Ich schlich mich langsam und leise zur Tür, um sie nicht zu wecken und wollte gerade das Licht ausmachen, doch stoppte, kurz bevor ich den Lichtschalter berührte, meine Bewegung. Denn da ist eine Sache, die mir erst jetzt bewusst wurde.
Als ich zu ihr zurückschaute, dachte ich darüber nach. Sie ist heute von selbst aus ihrem Zimmer gekommen. Und nun liegt sie hier auf dem Sofa und schläft, anstatt in der Sicherheit und Privatsphäre des Gästezimmers, das ich ihr ausgeliehen hatte. Wie kommt es? War irgendwas heute anders, als sonst?

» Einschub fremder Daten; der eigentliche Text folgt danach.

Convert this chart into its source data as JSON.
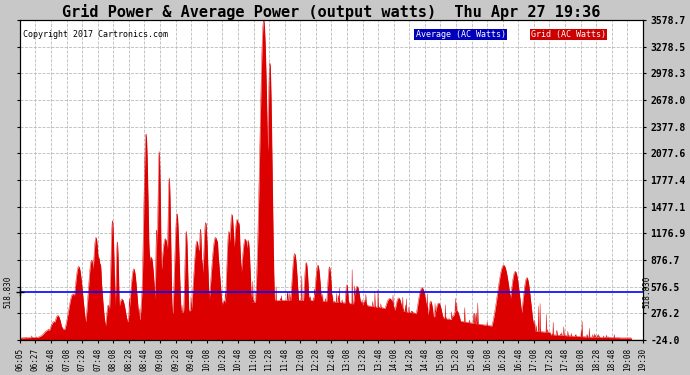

Ich dachte noch mal an den heutigen Nachmittag zurück. Wir haben zwar nur gekocht und haben uns dabei hin und wieder dämliche Kommentare auf den Kopf geworfen, aber... es war so...
In mir spürte ich etwas, das ich schon lange nicht mehr gefühlt hatte. Ich kann es nicht beschreiben, aber es war ein sehr.. komfortables und angenehmes Gefühl.. Diese Art von Gefühl, die dir sagt, dass alles okay sein wird.. Dass es im Moment überhaupt nichts gibt, worüber ich mir Sorgen machen müsste.. Es ist.. wirklich schön..
Ich dachte zurück. Zurück an die Zeit, als ich nicht alleine in diesem Haus war. Die Zeit, als Luka noch hier war. Als Mama und Papa noch hier waren. Ja, sogar als Luna noch hier war.
Als wir im Sommer am Strand gespielt haben. Im Herbst nach Kastanien gesucht haben. Im Winter gemütlich mit einer heißen Schokolade am Fernseher saßen. Im Frühlings-Regen mit Gummistiefeln durch die Pfützen gesprungen sind. Wir zu Ostern nach Ostereiern gesucht haben. Zu Halloween uns als Hexen und Vampire und Teufel verkleidet haben. Zu Weihnachten unsere Geschenke geöffnet haben, während Papa uns gefilmt hat.
Richtig. Es war das Gefühl von Gemeinsamkeit.
Zwar könnte Kyoki niemals meine Familie ersetzen, das ist komplett unmöglich. Aber eine Person bei sich zu haben, mit der ich reden kann, Zeit verbringen kann, die mir die Einsamkeit nimmt..
Das war ein unglaublich schönes Gefühl.
Bevor ich ins Wohnzimmer trat und mit ihr ins Gespräch gekommen bin, ging es mir unglaublich schlecht. Ich weiß nicht wieso. Ich weiß nicht, was der Auslöser war.
Aber das ist egal.
Denn sobald ich mit ihr sprach, waren alle Sorgen wie vergessen.
Denn dort war eine andere Person. Eine Person, die mir Gesellschaft leisten konnte. Mit mir reden konnte. Mit mir Zeit verbringen konnte.
Und auch wenn Kyoki eine wirklich eigenartige Person war, wusste ich ganz genau.
Wir könnten uns sehr, sehr gut verstehen.
…
Fühlte sie sich-.. etwa genauso...?
Hat sie meine Versuche, mit ihr zu sozialisieren wahrgenommen und ist deshalb aus ihrem Zimmer gekommen...?
Hat sie etwa hier auf mich gewartet und ist dann eingeschlafen...?
Oder fühlte sie sich einfach nur wohl genug, um in meiner Präsenz eine verwundbare Seite zu zeigen?
…
Bevor ich das Licht ausgemacht habe und das Wohnzimmer verließ, stellte ich ihr eine Wasserflasche bereit und legte vorsichtig eine dünne Decke auf sie.